Commit 59c7c3caaaf8 intended to only silently ignore non retry-able
errors (DNR bit set) such that we can still identify misbehaving
controllers, and in the other hand propagate retry-able errors (DNR bit
cleared) so we don't wrongly abandon a namespace just because it happens
to be temporarily inaccessible.

The goal remains the same as the original commit where this was
introduced but unfortunately had the logic backwards.

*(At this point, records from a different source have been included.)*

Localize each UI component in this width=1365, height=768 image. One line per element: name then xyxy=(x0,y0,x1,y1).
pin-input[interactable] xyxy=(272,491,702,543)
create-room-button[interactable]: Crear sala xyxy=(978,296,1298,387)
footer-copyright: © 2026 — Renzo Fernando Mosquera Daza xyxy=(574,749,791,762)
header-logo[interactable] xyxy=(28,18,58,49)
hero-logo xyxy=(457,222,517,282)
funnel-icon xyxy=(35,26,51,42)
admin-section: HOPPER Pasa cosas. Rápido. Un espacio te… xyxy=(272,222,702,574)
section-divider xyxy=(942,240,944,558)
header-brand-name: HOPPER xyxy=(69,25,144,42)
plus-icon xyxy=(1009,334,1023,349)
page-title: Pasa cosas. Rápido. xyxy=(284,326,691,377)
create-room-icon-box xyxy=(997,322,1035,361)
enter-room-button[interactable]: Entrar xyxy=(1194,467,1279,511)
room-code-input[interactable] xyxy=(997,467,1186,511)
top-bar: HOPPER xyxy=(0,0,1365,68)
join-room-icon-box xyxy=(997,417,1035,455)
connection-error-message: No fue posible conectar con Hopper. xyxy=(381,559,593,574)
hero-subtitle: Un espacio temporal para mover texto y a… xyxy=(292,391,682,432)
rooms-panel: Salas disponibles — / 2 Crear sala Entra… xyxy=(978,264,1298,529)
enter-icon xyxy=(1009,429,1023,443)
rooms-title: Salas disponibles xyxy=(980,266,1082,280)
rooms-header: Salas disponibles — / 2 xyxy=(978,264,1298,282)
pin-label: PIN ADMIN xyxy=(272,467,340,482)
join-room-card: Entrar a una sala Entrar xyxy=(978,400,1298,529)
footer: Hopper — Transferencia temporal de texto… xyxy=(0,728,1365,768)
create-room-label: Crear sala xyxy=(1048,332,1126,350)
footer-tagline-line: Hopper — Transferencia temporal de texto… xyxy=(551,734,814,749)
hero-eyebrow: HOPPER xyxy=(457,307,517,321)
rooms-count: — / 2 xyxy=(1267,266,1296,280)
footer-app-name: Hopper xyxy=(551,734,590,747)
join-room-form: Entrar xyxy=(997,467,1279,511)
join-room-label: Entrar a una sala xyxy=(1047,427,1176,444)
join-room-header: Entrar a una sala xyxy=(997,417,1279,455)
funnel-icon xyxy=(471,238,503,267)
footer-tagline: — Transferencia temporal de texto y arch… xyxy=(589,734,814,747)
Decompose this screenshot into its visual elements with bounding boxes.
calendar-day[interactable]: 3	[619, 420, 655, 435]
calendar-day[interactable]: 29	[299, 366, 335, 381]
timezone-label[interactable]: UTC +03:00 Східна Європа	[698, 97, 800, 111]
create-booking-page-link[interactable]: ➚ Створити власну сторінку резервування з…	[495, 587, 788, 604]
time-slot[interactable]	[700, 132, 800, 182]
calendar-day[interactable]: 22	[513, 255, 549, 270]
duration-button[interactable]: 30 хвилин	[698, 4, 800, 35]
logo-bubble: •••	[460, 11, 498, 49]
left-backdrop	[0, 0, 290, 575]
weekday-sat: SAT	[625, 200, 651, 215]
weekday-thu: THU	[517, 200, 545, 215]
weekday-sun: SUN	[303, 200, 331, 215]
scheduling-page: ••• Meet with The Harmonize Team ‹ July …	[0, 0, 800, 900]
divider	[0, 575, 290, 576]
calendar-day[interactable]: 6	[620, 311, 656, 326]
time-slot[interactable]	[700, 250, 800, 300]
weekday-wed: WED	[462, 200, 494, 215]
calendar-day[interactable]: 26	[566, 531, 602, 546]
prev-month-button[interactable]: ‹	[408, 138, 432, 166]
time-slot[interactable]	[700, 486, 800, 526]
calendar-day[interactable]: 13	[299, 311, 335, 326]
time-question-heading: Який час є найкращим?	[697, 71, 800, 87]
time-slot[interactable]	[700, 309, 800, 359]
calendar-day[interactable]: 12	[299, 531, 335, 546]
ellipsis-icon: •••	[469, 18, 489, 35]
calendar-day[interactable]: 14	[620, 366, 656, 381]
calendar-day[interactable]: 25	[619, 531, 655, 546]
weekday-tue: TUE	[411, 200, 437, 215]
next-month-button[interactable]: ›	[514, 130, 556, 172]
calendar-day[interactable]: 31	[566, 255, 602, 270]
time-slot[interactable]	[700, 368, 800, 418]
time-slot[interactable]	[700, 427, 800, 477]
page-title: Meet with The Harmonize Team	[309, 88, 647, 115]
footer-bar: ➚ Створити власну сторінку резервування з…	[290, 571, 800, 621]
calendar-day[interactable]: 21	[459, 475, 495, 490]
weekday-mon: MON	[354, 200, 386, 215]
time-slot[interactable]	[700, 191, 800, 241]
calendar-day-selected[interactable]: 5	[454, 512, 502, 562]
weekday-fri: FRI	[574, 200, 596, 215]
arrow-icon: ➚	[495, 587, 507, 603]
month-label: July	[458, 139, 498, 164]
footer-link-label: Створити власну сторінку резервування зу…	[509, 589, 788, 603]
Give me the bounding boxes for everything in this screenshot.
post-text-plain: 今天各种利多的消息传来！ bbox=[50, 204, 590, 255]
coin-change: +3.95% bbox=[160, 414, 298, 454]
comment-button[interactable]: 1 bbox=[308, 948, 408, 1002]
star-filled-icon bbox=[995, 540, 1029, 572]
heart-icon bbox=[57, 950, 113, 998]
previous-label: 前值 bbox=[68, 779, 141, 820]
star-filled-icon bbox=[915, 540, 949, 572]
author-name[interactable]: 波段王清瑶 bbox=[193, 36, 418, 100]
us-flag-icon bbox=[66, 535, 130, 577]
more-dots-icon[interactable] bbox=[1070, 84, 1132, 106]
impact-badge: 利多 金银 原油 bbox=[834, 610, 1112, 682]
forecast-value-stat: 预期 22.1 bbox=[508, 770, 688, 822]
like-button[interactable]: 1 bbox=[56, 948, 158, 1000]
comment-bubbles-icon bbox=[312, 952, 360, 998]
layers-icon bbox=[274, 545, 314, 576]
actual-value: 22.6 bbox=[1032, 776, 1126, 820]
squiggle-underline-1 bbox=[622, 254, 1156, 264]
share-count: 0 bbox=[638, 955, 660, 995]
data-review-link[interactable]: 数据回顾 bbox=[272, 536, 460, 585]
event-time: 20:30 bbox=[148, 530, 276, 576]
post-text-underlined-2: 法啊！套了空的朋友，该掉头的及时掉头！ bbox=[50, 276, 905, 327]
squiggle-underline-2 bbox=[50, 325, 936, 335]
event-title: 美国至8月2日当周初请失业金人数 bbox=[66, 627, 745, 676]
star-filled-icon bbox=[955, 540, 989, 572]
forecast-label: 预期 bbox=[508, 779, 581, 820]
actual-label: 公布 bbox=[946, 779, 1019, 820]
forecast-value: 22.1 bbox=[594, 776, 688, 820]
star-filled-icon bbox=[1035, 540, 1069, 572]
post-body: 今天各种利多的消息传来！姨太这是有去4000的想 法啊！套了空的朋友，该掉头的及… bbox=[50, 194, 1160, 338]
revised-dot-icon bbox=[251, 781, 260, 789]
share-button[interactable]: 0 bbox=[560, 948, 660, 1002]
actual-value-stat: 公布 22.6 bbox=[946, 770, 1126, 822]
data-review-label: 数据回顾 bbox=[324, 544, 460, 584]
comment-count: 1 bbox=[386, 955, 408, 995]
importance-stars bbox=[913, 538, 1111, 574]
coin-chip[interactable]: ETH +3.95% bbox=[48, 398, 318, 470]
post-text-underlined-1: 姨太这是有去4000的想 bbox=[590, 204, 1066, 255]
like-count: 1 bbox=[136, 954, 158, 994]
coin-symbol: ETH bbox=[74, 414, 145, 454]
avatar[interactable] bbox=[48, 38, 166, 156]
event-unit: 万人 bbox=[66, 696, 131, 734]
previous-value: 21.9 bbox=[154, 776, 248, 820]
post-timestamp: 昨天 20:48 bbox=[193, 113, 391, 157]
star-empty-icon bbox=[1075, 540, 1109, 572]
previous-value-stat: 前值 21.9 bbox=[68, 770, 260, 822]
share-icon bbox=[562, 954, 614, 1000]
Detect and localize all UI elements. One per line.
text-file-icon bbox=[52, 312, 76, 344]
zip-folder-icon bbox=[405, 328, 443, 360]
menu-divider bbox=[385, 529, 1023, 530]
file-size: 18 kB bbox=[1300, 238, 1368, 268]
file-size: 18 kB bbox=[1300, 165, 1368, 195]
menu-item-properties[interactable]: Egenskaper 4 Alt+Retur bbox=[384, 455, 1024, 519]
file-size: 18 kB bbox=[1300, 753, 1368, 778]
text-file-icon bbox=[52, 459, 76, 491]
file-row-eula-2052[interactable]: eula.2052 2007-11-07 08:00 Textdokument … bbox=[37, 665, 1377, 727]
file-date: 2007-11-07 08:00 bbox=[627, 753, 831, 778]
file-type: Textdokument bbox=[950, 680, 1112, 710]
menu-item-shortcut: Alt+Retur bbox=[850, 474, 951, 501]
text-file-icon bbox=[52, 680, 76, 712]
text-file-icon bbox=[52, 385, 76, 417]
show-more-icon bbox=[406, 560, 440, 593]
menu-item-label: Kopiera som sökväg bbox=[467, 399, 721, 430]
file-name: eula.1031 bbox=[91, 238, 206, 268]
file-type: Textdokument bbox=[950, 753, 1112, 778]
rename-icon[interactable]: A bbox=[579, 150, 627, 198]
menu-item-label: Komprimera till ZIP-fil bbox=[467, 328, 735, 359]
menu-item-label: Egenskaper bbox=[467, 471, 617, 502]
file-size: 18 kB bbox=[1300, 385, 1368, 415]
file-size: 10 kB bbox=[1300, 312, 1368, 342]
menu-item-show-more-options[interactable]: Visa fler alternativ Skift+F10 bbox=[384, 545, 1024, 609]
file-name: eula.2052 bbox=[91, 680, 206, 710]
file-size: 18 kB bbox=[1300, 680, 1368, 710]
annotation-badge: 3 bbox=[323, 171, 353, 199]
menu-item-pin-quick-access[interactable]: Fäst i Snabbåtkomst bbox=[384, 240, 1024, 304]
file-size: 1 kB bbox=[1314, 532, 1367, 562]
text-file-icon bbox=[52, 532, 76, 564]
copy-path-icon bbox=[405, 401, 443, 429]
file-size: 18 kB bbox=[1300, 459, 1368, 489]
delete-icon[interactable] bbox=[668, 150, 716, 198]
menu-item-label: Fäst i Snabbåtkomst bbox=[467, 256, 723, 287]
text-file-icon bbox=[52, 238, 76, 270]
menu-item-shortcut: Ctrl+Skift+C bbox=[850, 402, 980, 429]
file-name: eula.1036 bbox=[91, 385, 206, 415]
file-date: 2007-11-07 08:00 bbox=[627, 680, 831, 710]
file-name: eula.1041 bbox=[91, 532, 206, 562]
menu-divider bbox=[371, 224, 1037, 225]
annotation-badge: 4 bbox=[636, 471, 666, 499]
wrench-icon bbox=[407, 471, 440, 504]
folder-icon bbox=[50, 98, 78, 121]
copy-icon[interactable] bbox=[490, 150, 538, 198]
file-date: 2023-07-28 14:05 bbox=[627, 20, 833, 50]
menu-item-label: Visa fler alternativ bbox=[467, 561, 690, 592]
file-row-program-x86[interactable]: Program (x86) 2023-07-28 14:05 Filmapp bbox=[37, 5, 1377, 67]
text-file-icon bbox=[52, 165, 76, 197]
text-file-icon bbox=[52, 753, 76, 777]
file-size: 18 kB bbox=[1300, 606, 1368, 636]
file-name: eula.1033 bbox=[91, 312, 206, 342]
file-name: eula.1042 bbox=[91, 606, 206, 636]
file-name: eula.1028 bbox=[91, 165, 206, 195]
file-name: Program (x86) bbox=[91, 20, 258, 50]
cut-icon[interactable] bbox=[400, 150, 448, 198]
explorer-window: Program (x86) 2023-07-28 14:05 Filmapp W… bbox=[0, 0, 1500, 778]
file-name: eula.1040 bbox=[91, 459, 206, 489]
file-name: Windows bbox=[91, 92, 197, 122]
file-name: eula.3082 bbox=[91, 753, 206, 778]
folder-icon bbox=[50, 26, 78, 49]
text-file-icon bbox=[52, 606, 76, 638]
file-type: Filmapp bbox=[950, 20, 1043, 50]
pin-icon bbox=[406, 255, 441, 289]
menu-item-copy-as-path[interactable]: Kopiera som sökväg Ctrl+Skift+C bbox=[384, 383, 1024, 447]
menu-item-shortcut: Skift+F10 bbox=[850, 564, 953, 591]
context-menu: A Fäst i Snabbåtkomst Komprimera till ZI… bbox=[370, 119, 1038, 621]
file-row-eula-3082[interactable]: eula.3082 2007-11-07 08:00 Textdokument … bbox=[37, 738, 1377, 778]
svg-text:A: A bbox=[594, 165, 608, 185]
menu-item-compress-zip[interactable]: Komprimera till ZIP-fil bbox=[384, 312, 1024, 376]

Fixes: 59c7c3caaaf8 ("nvme: fix possible hang when ns scanning fails during error recovery")
Reported-by: Keith Busch <kbusch@kernel.org>
Signed-off-by: Sagi Grimberg <sagi@grimberg.me>
Reviewed-by: Keith Busch <kbusch@kernel.org>
Signed-off-by: Christoph Hellwig <hch@lst.de>
Signed-off-by: Sasha Levin <sashal@kernel.org>
Signed-off-by: Kamal Mostafa <kamal@canonical.com>
Signed-off-by: Kelsey Skunberg <kelsey.skunberg@canonical.com>
drivers/nvme/host/core.c

index d4b388793f40d99ca040dcb3112b07c1a4933c1c..071b63146d4b756dcebd37ce7e697cd4e24385eb 100644 (file)
@@ -1088,10 +1088,16 @@ static int nvme_identify_ns_descs(struct nvme_ctrl *ctrl, unsigned nsid,
                dev_warn(ctrl->device,
                        "Identify Descriptors failed (%d)\n", status);
                 /*
-                 * Don't treat an error as fatal, as we potentially already
-                 * have a NGUID or EUI-64.
+                 * Don't treat non-retryable errors as fatal, as we potentially
+                 * already have a NGUID or EUI-64.  If we failed with DNR set,
+                 * we want to silently ignore the error as we can still
+                 * identify the device, but if the status has DNR set, we want
+                 * to propagate the error back specifically for the disk
+                 * revalidation flow to make sure we don't abandon the
+                 * device just because of a temporal retry-able error (such
+                 * as path of transport errors).
                  */
-               if (status > 0 && !(status & NVME_SC_DNR))
+               if (status > 0 && (status & NVME_SC_DNR))
                        status = 0;
                goto free_data;
        }